Contacté par franceinfo, le chercheur Arnaud Simon, coauteur de l’étude de Clameur, dont il est un des membres du comité scientifique, affirme que l’inclusion de Dijon dans le groupe de contrôle n’a qu’une incidence mineure sur les résultats, car la ville ne représente que « 7% de l’échantillon ». Inversement, il critique la place centrale de Paris dans l’étude de l’Apur. « La métropole parisienne est en moyenne dix fois plus grande que les métropoles des villes prises comme comparatif, ce qui n’est pas anodin. Comparer une ville globale comme Paris à des capitales régionales ou des métropoles pose question », estime-t-il.
Le professeur à l’université Paris-Est Créteil précise en outre que son « étude est « envoyée dans un journal académique de référence pour l’immobilier et elle sera très sûrement publiée.
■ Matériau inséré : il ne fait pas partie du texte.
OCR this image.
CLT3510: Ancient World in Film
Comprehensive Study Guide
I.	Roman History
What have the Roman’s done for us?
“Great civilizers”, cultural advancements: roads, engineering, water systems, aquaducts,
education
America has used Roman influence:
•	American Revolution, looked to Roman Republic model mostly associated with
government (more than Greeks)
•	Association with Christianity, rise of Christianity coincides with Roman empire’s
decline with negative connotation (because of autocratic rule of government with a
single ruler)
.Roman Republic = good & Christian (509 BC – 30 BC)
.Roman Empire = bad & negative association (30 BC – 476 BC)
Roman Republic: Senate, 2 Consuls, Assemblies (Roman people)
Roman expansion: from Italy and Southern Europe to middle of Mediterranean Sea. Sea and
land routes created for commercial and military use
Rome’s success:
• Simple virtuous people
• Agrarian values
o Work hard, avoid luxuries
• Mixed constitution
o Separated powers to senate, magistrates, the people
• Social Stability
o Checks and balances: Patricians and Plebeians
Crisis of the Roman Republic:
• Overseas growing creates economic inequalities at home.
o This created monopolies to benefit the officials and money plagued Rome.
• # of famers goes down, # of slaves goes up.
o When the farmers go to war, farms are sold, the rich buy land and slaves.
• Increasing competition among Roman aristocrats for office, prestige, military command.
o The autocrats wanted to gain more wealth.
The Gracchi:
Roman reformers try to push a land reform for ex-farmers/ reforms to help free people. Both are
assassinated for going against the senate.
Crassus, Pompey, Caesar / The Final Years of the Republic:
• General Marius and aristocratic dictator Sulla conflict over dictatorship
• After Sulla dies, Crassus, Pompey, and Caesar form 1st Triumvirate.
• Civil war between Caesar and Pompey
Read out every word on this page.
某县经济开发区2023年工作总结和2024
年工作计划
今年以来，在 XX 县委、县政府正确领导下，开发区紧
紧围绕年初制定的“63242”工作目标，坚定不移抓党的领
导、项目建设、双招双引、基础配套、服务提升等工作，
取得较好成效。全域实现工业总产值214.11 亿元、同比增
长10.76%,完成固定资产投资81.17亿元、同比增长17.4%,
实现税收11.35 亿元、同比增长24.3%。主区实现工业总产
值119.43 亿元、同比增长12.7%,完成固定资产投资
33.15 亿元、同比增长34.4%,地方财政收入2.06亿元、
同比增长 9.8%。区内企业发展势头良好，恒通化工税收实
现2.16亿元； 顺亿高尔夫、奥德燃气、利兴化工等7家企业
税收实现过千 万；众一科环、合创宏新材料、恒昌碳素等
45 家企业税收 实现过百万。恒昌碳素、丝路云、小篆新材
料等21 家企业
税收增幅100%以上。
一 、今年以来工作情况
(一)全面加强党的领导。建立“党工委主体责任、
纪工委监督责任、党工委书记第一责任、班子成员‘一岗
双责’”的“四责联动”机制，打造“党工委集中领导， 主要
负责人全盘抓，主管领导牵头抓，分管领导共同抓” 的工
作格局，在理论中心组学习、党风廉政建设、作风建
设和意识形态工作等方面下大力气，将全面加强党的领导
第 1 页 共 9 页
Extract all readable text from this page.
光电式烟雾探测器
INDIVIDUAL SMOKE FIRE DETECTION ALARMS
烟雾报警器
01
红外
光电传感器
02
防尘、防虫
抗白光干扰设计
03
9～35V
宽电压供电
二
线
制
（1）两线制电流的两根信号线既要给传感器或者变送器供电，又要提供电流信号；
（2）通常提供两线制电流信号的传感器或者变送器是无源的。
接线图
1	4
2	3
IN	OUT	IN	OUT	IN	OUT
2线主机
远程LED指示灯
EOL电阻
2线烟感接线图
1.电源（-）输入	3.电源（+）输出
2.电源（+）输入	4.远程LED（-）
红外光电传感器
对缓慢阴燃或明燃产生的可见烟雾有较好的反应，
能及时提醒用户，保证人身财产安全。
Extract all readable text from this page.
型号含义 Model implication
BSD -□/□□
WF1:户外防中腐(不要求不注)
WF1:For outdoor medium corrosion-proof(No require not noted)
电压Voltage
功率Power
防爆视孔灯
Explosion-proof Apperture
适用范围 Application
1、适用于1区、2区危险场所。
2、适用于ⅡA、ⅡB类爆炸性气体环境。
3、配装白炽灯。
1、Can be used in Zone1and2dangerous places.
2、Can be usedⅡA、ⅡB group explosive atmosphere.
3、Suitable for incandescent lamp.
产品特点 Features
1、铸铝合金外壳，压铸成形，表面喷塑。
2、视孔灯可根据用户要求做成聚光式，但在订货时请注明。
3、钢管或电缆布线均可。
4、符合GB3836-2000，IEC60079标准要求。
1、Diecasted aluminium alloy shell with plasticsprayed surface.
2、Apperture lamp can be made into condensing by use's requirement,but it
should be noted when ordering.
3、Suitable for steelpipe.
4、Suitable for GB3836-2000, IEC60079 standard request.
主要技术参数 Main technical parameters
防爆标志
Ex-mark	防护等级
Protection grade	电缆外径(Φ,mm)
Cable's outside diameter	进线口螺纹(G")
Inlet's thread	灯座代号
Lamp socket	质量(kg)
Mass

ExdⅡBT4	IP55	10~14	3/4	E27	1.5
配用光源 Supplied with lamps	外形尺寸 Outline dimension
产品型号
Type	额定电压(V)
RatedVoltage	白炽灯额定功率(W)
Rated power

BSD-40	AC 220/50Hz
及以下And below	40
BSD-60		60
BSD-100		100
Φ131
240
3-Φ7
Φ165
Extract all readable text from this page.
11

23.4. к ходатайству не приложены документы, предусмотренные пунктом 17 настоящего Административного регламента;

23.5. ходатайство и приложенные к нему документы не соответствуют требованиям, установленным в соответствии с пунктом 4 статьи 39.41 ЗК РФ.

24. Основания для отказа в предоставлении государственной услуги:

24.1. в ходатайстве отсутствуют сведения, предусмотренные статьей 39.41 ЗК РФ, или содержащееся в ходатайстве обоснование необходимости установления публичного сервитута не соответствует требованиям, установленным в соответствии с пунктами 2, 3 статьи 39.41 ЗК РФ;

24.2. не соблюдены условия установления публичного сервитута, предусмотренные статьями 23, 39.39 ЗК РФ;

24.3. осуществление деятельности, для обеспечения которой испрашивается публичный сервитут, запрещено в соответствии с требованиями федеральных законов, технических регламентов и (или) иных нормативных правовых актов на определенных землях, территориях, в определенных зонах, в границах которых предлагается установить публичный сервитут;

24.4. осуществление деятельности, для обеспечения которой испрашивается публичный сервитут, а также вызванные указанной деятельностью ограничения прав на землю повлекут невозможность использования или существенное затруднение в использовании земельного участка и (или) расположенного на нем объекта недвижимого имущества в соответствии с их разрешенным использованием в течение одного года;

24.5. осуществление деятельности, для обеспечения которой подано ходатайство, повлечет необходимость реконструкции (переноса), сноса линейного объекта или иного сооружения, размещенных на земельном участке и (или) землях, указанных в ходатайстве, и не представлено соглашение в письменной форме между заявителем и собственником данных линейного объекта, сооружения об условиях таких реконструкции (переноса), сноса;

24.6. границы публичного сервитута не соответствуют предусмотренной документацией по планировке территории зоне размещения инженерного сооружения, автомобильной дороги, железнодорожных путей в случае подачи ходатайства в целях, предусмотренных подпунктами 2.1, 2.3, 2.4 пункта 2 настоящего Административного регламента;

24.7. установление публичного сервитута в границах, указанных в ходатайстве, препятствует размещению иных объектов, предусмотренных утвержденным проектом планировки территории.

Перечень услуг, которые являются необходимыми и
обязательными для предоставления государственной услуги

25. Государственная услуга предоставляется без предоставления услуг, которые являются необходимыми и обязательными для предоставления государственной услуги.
Le rythme académique étant ce qu’il est, le processus est en cours ».
Comme d’autres responsables politiques, Jean-Michel Aulas assure régulièrement que l’encadrement des loyers réduit l’offre, en dissuadant les bailleurs de proposer des locations traditionnelles. Contactée par franceinfo pour savoir sur quelles sources se base le candidat lyonnais, son équipe n’avait pas répondu au moment de la publication de l’article. De son côté, l’Apur estime qu’« aucune baisse durable du nombre d’annonces ne semble directement imputable à l’encadrement » des loyers depuis sa mise en place à Paris, en 2019.
« Il y a bien eu des contractions du nombre d’annonces dans la capitale, mais elles sont avant tout conjoncturelles », explique Marie Breuillé, qui cite « la pandémie de Covid-19 » ou « les Jeux olympiques de Paris 2024 ». Sur ce volet, l’étude de l’Apur ne se penche pas en revanche sur les effets de l’encadrement sur les autres villes de France.
PriceHubble, une entreprise européenne qui analyse le marché immobilier, s’est justement intéressée à l’offre de logements dans plusieurs autres grandes villes de France, dans une étude datant d’octobre 2024. Si ses auteurs relèvent bien une forte baisse du nombre de logements en location dans les grandes villes concernées par l’encadrement des loyers, elle précise qu’une baisse comparable s’observe dans les villes qui ne l’appliquent pas. Cette baisse s’expliquerait donc avant tout par « d’autres phénomènes macro-économiques », par exemple la « hausse des taux d’intérêt ».
Un rapport parlementaire transpartisan, rendu en septembre 2025 et porté par les députés Iñaki Echaniz (Parti socialiste) et Annaïg Le Meur (Ensemble pour la République), souligne les « effets positifs » de l’encadrement des loyers. « L’encadrement des loyers n’est pas la cause de la baisse générale de l’offre locative, qui affecte aussi les villes sans encadrement », notent les parlementaires dans cette « mission flash ». Si les deux élus plaident pour une pérennisation du système, ils reconnaissent toutefois que le système actuel souffre d’une lourdeur administrative et d’une centralisation excessive. Ils proposent plusieurs pistes d’amélioration, comme par exemple « rendre le calcul du loyer de référence plus équitable » ou « clarifier les modalités de revalorisation au renouvellement du bail ».